Annette, Leos Carax
Il y a trente ans, Carax faisait un choix : Binoche contre Lavant, l'argent et la gloire contre l'amour fou, voir plutôt qu'éprouver.
Pourtant, il a continué de filmer Denis Lavant, et plus Binoche. Comme si ce qui avait été abandonné, laissé pour compte, devait nécessairement revenir.
Alex le clochard pur est devenu monsieur Merde - un monstre des sous-sols, un homme qui s'est enfoncé là, peut-être pas par choix, mais par refus en tout cas. Un homme libre, sans condition.
Et puis, dans Holy Motors, cette liberté éclatait : monsieur Merde n'était même pas seulement monsieur Merde, mais tout le monde, et peut-être personne. Vertige de la dépersonnalisation, jusqu'à l'animal, jusqu'au cyborg, jusqu'à la machine (les voitures émotives à la fin du film, remisées au garage) - inanité peut-être aussi, trop-plein ne pouvant mettre en évidence que les limites d'un imaginaire (et de ses genres). Holy Motors était un film plein de scènes réussies formant un ensemble qui ne m'a pas convaincu ; comme si chacune des scènes disait "je peux" en ignorant volontairement ce qu'elles ne peuvent pas, ce qu'elles ne pourront jamais, et cessant de lutter contre cet état de fait.
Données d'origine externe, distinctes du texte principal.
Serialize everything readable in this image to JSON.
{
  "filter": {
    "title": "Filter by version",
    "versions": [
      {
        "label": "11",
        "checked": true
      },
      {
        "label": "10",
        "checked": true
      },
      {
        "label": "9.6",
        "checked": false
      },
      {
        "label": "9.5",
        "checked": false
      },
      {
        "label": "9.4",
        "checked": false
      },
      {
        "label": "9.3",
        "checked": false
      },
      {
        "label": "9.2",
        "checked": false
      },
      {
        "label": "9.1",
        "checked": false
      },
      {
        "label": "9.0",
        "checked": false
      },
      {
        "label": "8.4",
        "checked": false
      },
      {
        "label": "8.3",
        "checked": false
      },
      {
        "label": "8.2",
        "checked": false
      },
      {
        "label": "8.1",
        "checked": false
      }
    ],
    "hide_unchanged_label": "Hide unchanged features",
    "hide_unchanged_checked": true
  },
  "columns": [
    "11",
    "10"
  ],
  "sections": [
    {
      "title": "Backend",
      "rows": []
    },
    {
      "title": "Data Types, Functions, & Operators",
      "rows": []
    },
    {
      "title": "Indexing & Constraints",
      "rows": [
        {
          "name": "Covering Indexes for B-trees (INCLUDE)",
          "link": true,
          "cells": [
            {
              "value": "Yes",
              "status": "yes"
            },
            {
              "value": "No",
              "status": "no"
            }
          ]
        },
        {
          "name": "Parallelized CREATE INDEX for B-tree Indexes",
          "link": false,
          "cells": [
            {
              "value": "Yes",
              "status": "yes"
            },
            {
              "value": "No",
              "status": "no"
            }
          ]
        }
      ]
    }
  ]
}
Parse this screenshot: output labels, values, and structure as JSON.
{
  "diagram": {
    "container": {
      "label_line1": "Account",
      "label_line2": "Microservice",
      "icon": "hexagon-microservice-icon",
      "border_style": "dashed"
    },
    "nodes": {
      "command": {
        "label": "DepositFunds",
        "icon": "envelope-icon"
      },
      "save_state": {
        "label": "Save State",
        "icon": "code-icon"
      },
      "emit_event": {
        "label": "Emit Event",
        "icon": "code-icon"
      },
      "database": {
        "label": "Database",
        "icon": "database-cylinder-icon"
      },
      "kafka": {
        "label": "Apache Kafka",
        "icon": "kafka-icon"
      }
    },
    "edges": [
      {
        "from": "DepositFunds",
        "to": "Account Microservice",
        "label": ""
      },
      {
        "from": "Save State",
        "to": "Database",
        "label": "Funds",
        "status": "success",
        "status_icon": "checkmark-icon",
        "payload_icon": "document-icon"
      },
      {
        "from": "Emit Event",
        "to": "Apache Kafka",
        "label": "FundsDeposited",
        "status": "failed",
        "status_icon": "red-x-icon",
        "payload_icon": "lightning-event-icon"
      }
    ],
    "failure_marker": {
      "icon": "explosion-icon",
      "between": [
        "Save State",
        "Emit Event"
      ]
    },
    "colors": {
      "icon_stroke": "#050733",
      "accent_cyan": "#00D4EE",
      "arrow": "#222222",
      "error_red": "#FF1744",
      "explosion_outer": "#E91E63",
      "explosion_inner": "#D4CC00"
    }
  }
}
Si l'animal et la machine s'y trouvaient, le féminin s'en était absenté : Edith Scob ou Kylie Minogue, assistante ou star, rien de bien vivant. Les héros sont devenus solitaires, les femmes sont reléguées aux marges.
Annette est le contraire : un film qui peut, certes, et qui montre qu'il peut beaucoup. Mais on n'y voit presque pas de scènes : plutôt des visions que du temps, des couleurs que des enjeux. D'ailleurs les images s'imbriquent les unes dans les autres, fondus de l'émotion, superpositions du rêve.
Carax ne filme plus les pauvres (la pauvreté, dans Annette, n'existe pas - et c'est sans doute ce qui fait de Kiarostami, à talent égal, un cinéaste plus profond que Carax). Mais il filme ce qui l'intéresse et le concerne : l'amour-peut-être, le doute, une femme qui ne cesse de mourir, un enfant-marionnette, un monde qui s'effondre, des fantasmagories très réelles, la cuirasse d'un spectacle permanent.
Le film sonne comme quelque chose de personnel - au moins autant que l'impersonnalité était la lubie d'Holy Motors. D'une vibration particulière. Comme si Carax, ayant manqué d'être un ange en ce monde corrompu, se condamnait lui-même pour mieux viser les hommes, et les pères et les mères, et l'amour qui ne tient pas ses promesses.
Annette s'ouvre sur sa fille et lui, dans un studio d'enregistrement, prêts à lancer le spectacle obscène de leur relation - il se clôt sur eux, qui marchent dans la nuit en portant une lanterne, au milieu de leurs personnages, ayant rejoint ce monde de fiction où une fille peut dire à son père : "tu n'as plus rien à aimer maintenant", résistance d'une âme lassée d'apparaître.
Monde rêvé, monde idéal, qui par la chanson vient sacrer la parole, en faire le seul refuge dans la forêt des images criardes.
Le film est triste, désespéré : l'amour tombe malade, et l'artiste en vient à la conclusion qu'il ferait mieux de se taire.
Il est heureux aussi, d'un même mouvement, puisqu'il ne cesse, en vue de ce silence, d'inventer le cinéma, c'est-à-dire de le détruire, à défaut d'avoir su changer l'amour en autre chose qu'un rapport de forces.
Une fois admis que le cinéma de Carax ne connaît ni la pauvreté ni la bonté, on peut le suivre jusqu'à l'endroit sublime qu'il nous propose : celui d'un homme en lutte, qui croit un peu trop en sa petitesse et pas assez en la grandeur des autres, mais qui la traque avec rage et souffle. Un homme qui sait qu'il ment, et persiste, mais se dénonce et pourtant ne cherche pas le salut de son âme, plutôt son évaporation sous la forme d'images effrayantes et superbes.